Às vezes, o passado resolve não passar. Quando buscam uma nova vida, certos indivíduos enfrentam o peso de velhas escolhas, que ressurgem como um incontrolável turbilhão de memórias. Recomeçar é necessário, mas por onde? Existem os que lutam para esconder-se e apagar seus enganos, fugindo do julgamento e ansiando pelo perdão. A verdade, ainda que dolorosa, liberta, mas exige bravura para confrontar fantasmas que não desencarnam. Os embates entre culpa, redenção e identidade são pontos nevrálgicos em “Furioza 2”, alegoria sobre a ambição e um tipo peculiar de gozo. Como em “Furioza” (2021), aqui o polonês Cyprian T. Olencki calcula todo mínimo gesto, pretendendo dar uma orientação ao público quanto à batalha de gângsteres do primeiro filme, mas adicionando os elementos que fazem a história seguir. O roteiro de Olencki conta sobre a ascensão do novo líder de um grupo criminoso com uma pletora de lances rápidos e violentos e alguma margem para arcos quase sublimes.
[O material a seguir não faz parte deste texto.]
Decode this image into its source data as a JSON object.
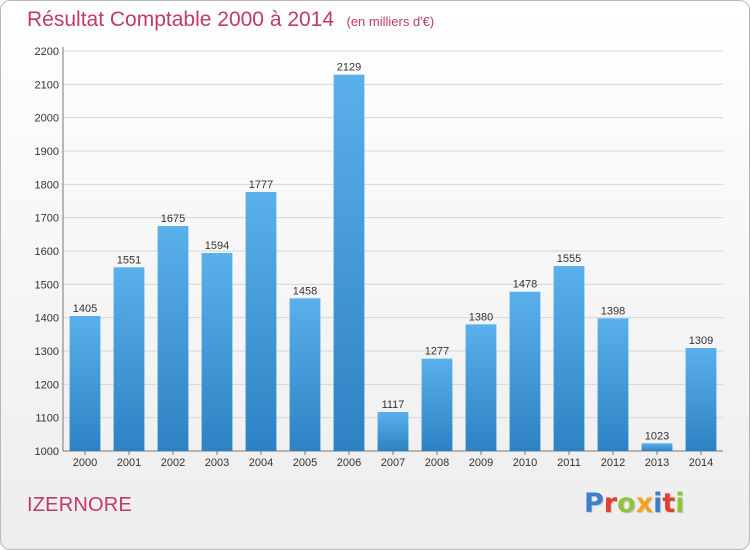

Golden assume o lugar do irmão, Dawid, no comando da Furioza, uma torcida organizada famosa pelo comportamento agressivo. Esses homens fazem do próprio corpo uma arma, princípio observado com rigor, e querem levar sua cólera para além da Polônia, junto com o tráfico de cocaína. Se Dawid apresentava questões internas que o mantinham numa órbita de humanidade, Golden parece ter assumido de vez sua natureza bestial, ganhando aliados e desafetos com isso. Olencki continua fiel a seu propósito de não glamourizar o submundo, mas deixa claro que não abre mão de causar um desconforto e fomentar o debate. A dimensão política da violência aflora à medida que o personagem central surge fortalecido, poderoso, oferecendo suborno a autoridades e espancando inimigos. Seus subordinados copiam-no, e o caos se instala.
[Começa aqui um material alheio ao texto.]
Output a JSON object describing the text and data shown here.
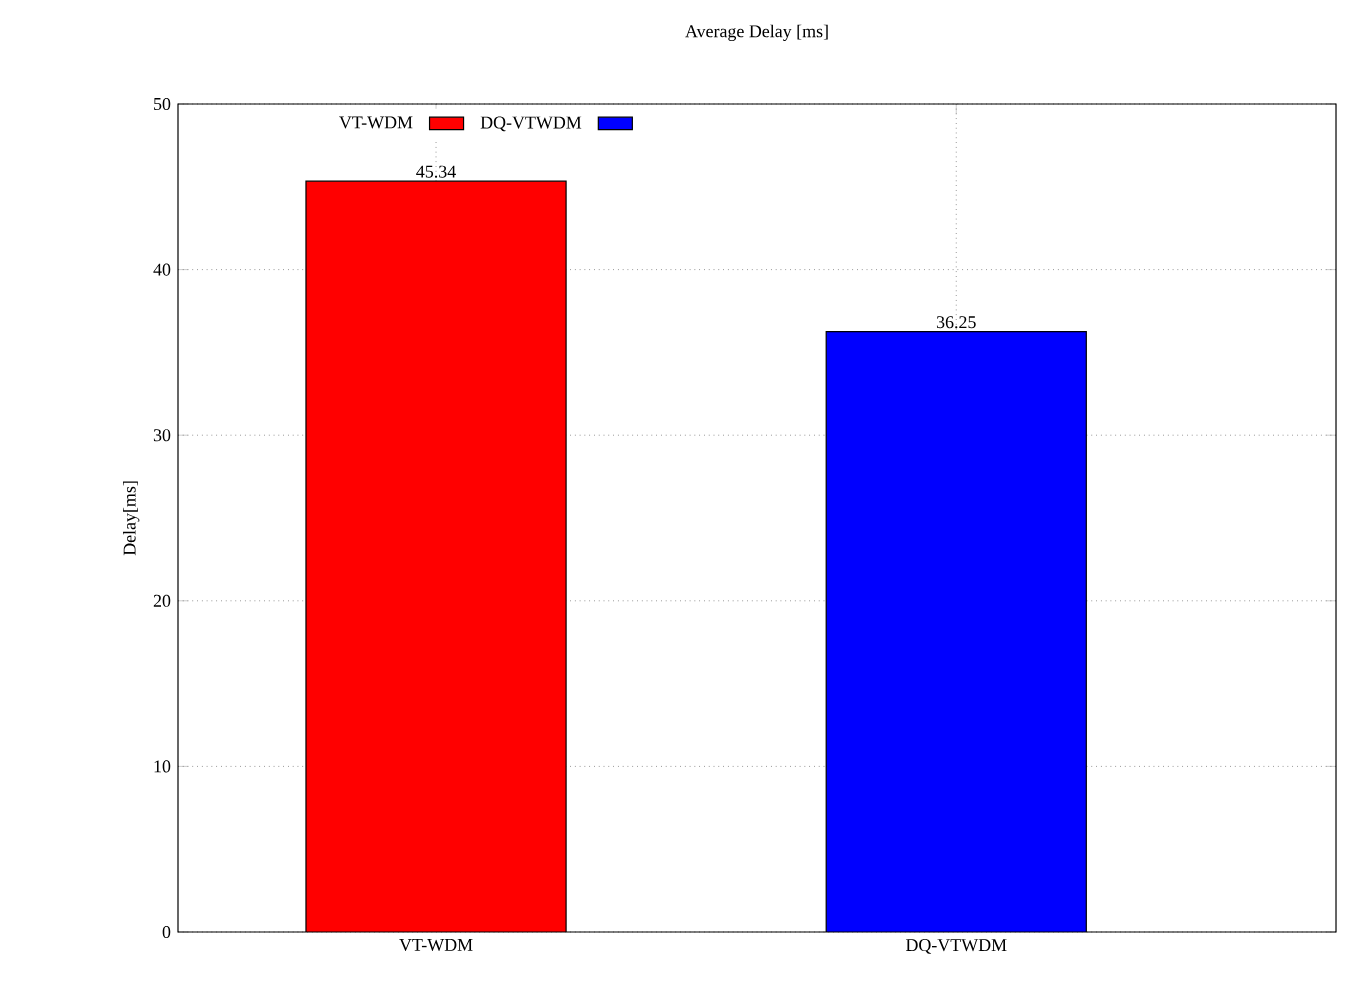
{
  "chart_data": {
    "type": "bar",
    "title": "Average Delay [ms]",
    "ylabel": "Delay[ms]",
    "categories": [
      "VT-WDM",
      "DQ-VTWDM"
    ],
    "series": [
      {
        "name": "VT-WDM",
        "color": "#ff0000",
        "values": [
          45.34,
          null
        ]
      },
      {
        "name": "DQ-VTWDM",
        "color": "#0000ff",
        "values": [
          null,
          36.25
        ]
      }
    ],
    "ylim": [
      0,
      50
    ],
    "yticks": [
      0,
      10,
      20,
      30,
      40,
      50
    ],
    "grid": true,
    "legend": "top left",
    "data_labels": true
  }
}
Sem dúvida, o filme torna-se mais perturbador quando começa a ficar mais nítida a relação de Golden e Ewa Drzewiecka, a policial que entrara em sua vida de uma forma um tanto casual e é agora parte de seu futuro. Ela reaparece sem prévio aviso, exigindo que ele coopere com uma investigação, e a engrenagem dessas forças opostas elevam a narrativa a um espetáculo entre grotesco e moralizante, caracterizado pelas lutas de kickboxing e MMA e pela aproximação do bandido e a mulher abnegada que o persegue. Mateusz Damięcki e Weronika Książkiewicz tomam conta de um bom pedaço dos 147 minutos, ora surpreendendo, ora reproduzindo uma fórmula, mas sempre com alguma intenção. Nem que seja a de suscitar um estranhamento prazeroso.